Wednesday, March 26, 2014

Secrets of Creating Characters in Written Fiction (Part 13)

Private Personas

Have you ever gotten to know somebody? Of course you have. Once you start digging, you discover lots about the next person that’s not obvious. That’s perfectly  normal. We expect that there is more to a person than their surface character. The same is true of fictional characters. The readers need to get to know them.

Private personas defy roles and stereotypes. The private persona pushes roles aside, making the person inside far more important than the role. In fact, once we glimpse someone’s personal side, we have difficulty imagining that character without it. Their personal side pushes away any and all other aspects of their character.

Private personas are far harder to pull off than public personas.
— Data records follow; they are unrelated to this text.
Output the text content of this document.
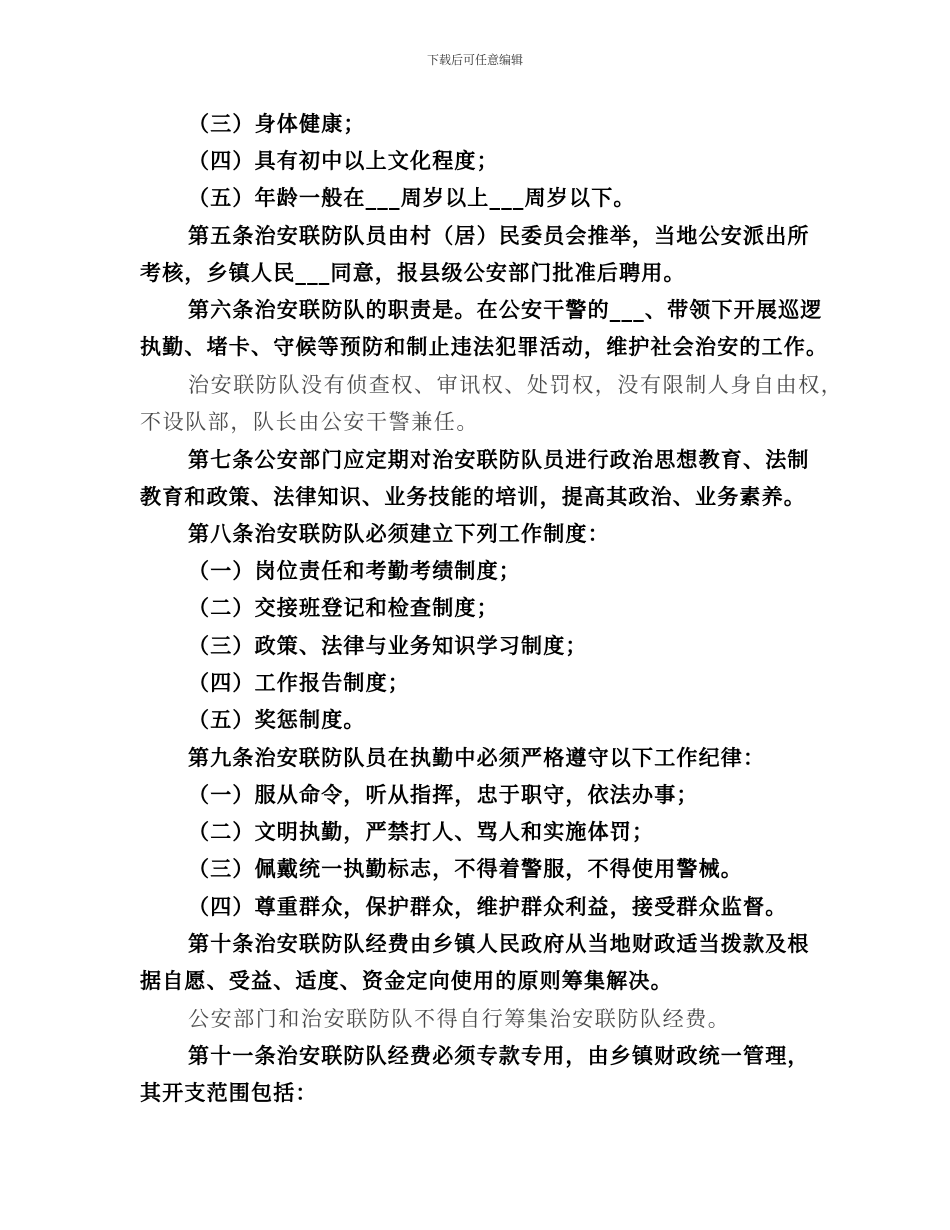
下载后可任意编辑
（三）身体健康；
（四）具有初中以上文化程度；
（五）年龄一般在___周岁以上___周岁以下。
第五条治安联防队员由村（居）民委员会推举，当地公安派出所
考核，乡镇人民___同意，报县级公安部门批准后聘用。
第六条治安联防队的职责是。在公安干警的___、带领下开展巡逻
执勤、堵卡、守候等预防和制止违法犯罪活动，维护社会治安的工作。
治安联防队没有侦查权、审讯权、处罚权，没有限制人身自由权，
不设队部，队长由公安干警兼任。
第七条公安部门应定期对治安联防队员进行政治思想教育、法制
教育和政策、法律知识、业务技能的培训，提高其政治、业务素养。
第八条治安联防队必须建立下列工作制度：
（一）岗位责任和考勤考绩制度；
（二）交接班登记和检查制度；
（三）政策、法律与业务知识学习制度；
（四）工作报告制度；
（五）奖惩制度。
第九条治安联防队员在执勤中必须严格遵守以下工作纪律：
（一）服从命令，听从指挥，忠于职守，依法办事；
（二）文明执勤，严禁打人、骂人和实施体罚；
（三）佩戴统一执勤标志，不得着警服，不得使用警械。
（四）尊重群众，保护群众，维护群众利益，接受群众监督。
第十条治安联防队经费由乡镇人民政府从当地财政适当拨款及根
据自愿、受益、适度、资金定向使用的原则筹集解决。
公安部门和治安联防队不得自行筹集治安联防队经费。
第十一条治安联防队经费必须专款专用，由乡镇财政统一管理，
其开支范围包括：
Each private persona takes a considerable amount of time to develop, so most writers limit themselves to a few important characters. This is why most books don’t have dozens of primary characters. The more characters that you follow, the more character development must happen, and the slower the plot must proceed. Most books only have one to three primary characters for this very reason.

Writing private personas is also harder than writing public personas. Where with secondary characters you can get away with trickery and sleight of hand, but with primary characters, you need to actually walk the walk. There’s no hiding your primary characters. Because your readers spend so much time with these characters, they quickly pick up on any flaws or poor characterization, so by making them more details, you also make them more unbelievable at the same time. The word for this is in art is the  “uncanny valley”, where something looks human but is a bit off, making it more creepy than human. The same applies in characterization. Humans have an innate sense of character and can pick up when a character is off.

To be effective, your primary characters need to be comprehensible and interesting. I know that’s just saying the obvious, yet it needs to be said. Almost anything else can be true of a main character, but if the character is incomprehensible or uninteresting, you may as well quit your story. Too many writers achieve uninteresting with great ease, and a few even achieve incomprehensible.

Beginning writers usually try explaining their main character all in one go, then advancing through the story. That doesn't work. They forget to make the main character interesting, which is the main character’s job. The readers don’t want an information dump, they want to use the human mechanism of getting to know somebody. The story itself is the process of getting to know the main characters. The stories and character development are indivisible.

I’m not giving you any rules about primary characters. Primary characters are alchemy. When you've got them, you've got them, although you can often get by with enough “meh” to get the reader through the story. In most cases, its better to keep changing you alchemy until you find a recipe that works for that character in that story.

To summarize, the purpose of the main character is to be interesting. The reader wants to get to know the interesting character. The purpose of the novel is to give the main character something to do as we get to know them. How to make a main character interesting will fill the remainder of these posts.